TR: Herr Weber, Herr Vahrenholt, brauchen wir eine Energiewende?

Vahrenholt: Wir brauchen einen neuen Energiemix, weil wir uns von der Kernenergie verabschieden. Das wird auch niemand mehr zurückdrehen. Aber das Mantra von der Klimakatastrophe darf nicht der alleinige Treiber für eine Energiewende sein.

Weber: Schon die Verknappung der fossilen Brennstoffe zwingt uns zur Energiewende. Vor allem aber der steigende CO2-Gehalt der Atmosphäre. Wir hatten eine Million Jahre lang einen CO2-Gehalt zwischen 220 und 280 Teilen pro Million (ppm) und sind heute bei 390 ppm. Wir machen mit der Erde ein wahnsinniges Experiment. Der dritte Antrieb ist ein ökonomischer: Wenn die Energiewende sowieso unabweisbar ist, dann haben Firmen, die sich dieser Technologien frühzeitig annehmen, einen großen Vorteil auf dem Weltmarkt.

Vahrenholt: Das meiste davon ist falsch. Erstens: Wenn es um die Ökonomie geht, sind wir gerade dabei, den Standort Deutschland aufs Spiel zu setzen. Wir unterwerfen die Verfügbarkeit von Strom der Volatilität von Wind und Sonne und können in wenigen Jahren keine gesicherte Energieleistung mehr anbieten. Zweitens: Wir haben bei den fossilen Brennstoffen noch Reichweiten von 300 bis 400 Jahren. Warum halten Sie es unbedingt für erforderlich, schon bis 2040 oder 2050 hundert Prozent Strom aus erneuerbaren Energien zu erzeugen? Drittens: Sie behaupten, der CO2-Gehalt der Atmosphäre ist größer geworden. Das ist richtig. Und wir haben eine Erwärmung. Daraus ziehen Sie den Kurzschluss: Es muss wohl CO2 sein. Das ist unzulässig, weil es schon immer eine große Variabilität des Klimas gab.

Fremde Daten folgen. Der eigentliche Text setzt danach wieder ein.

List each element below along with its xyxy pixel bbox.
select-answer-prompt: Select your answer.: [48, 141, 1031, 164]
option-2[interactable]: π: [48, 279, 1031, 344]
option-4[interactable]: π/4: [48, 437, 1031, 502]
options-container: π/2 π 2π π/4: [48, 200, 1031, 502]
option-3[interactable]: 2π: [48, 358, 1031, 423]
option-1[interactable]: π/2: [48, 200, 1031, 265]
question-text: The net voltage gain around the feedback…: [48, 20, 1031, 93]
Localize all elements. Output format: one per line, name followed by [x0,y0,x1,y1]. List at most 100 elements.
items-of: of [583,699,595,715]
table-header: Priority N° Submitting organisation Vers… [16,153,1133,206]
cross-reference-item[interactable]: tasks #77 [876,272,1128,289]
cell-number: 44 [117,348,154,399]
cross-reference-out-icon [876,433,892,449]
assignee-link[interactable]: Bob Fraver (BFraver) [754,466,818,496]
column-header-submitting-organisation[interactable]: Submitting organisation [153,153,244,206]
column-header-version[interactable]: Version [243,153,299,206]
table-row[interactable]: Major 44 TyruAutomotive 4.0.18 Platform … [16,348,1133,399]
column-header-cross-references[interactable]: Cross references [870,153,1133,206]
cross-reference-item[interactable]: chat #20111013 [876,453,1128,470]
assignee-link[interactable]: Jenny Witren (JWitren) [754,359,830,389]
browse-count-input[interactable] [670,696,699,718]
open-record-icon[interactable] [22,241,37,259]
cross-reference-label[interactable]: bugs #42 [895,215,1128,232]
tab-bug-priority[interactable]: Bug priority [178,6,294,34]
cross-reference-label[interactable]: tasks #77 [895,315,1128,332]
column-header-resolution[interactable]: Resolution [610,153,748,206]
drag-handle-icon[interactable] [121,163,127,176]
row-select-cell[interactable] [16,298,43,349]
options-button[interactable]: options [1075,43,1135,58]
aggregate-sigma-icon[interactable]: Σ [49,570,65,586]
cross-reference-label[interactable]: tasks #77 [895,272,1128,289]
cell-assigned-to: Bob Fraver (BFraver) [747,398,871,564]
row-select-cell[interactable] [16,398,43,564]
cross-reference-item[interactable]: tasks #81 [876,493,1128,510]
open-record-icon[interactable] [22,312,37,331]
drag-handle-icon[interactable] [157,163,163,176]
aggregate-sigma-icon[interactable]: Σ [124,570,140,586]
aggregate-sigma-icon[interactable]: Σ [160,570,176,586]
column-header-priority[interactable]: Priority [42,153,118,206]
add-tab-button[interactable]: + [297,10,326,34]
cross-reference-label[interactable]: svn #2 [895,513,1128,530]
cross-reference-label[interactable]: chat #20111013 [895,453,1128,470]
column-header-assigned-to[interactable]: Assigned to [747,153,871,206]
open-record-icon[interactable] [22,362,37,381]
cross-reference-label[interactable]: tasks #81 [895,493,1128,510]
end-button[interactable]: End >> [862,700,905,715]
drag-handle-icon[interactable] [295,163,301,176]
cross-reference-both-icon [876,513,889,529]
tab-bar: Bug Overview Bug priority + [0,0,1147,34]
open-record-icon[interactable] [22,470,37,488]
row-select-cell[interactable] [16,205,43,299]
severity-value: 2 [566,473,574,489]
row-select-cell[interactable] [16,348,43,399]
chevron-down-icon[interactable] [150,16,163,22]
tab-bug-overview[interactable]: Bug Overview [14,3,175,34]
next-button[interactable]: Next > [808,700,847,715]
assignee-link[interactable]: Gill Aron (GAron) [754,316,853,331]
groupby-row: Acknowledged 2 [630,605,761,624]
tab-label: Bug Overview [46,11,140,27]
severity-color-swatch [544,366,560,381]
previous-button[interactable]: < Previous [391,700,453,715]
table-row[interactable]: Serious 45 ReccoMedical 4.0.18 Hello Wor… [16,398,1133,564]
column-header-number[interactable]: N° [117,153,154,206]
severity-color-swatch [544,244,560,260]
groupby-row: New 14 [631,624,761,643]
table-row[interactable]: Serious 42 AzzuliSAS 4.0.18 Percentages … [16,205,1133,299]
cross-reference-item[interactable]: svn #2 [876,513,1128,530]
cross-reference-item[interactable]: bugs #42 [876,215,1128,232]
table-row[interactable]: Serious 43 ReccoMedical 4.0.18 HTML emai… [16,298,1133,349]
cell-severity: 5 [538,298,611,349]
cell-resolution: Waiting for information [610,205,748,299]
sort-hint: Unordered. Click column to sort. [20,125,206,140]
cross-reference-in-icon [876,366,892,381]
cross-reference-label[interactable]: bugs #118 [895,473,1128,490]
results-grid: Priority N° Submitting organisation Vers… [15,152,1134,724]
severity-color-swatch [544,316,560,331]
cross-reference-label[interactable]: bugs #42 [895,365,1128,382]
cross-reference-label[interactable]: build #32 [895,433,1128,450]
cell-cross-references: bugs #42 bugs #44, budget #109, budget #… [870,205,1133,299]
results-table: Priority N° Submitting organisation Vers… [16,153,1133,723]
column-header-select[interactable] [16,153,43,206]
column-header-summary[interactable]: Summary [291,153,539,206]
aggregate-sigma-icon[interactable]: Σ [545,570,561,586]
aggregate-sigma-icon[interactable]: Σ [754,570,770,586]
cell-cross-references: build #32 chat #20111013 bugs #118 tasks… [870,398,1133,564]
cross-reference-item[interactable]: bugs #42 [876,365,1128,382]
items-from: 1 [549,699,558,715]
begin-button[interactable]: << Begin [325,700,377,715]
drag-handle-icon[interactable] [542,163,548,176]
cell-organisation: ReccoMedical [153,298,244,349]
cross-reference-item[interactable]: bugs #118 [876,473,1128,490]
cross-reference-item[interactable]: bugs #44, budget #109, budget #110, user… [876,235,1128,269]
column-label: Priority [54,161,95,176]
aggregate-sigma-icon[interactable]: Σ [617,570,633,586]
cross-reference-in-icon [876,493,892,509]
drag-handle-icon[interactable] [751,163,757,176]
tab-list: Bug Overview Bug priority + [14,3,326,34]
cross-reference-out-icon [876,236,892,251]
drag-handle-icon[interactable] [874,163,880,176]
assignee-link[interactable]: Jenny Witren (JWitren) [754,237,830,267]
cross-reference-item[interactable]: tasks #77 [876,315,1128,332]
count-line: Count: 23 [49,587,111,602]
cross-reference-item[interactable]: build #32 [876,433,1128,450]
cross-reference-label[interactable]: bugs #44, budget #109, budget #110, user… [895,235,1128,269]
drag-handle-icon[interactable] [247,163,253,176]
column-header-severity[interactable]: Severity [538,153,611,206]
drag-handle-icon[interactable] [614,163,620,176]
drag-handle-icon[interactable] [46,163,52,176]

Weber: Die Menschheit hat ja noch gar keinen Globus erlebt, der mit einem CO2-Gehalt von 390, 500 oder gar 1000 ppm zurechtkommen musste. Und dazu wird es kommen, wenn wir bis 2100 weiterwirtschaften wie bisher. Die neuesten und gründlichsten Analysen sagen, dass die Temperatur um drei Grad pro Verdoppelung des CO2-Gehalts ansteigt. Bei 1000 ppm wären wir bei etwa plus sechs Grad.

Vahrenholt: Die Verdoppelung des CO2-Gehalts bringt nur eine Erwärmung von ungefähr einem Grad. Das ist auch das, was wir naturwissenschaftlich begründen können. Alles andere geht auf Rechenmodelle zurück, die nicht in der Lage sind, die Wirklichkeit abzubilden.

Weber: Herr Vahrenholt stellt sich gegen den Weltklimarat und die Gesamtheit der Forscher. Er ist ein Flache-Erde-Vertreter.

Vahrenholt: Danke, danke. Hunderte von Wissenschaftlern teilen meine Einschätzung. Eben keine Fantasten wie Herr Weber. Wir haben seit 14 Jahren keine Erwärmung mehr. Bestreiten Sie das?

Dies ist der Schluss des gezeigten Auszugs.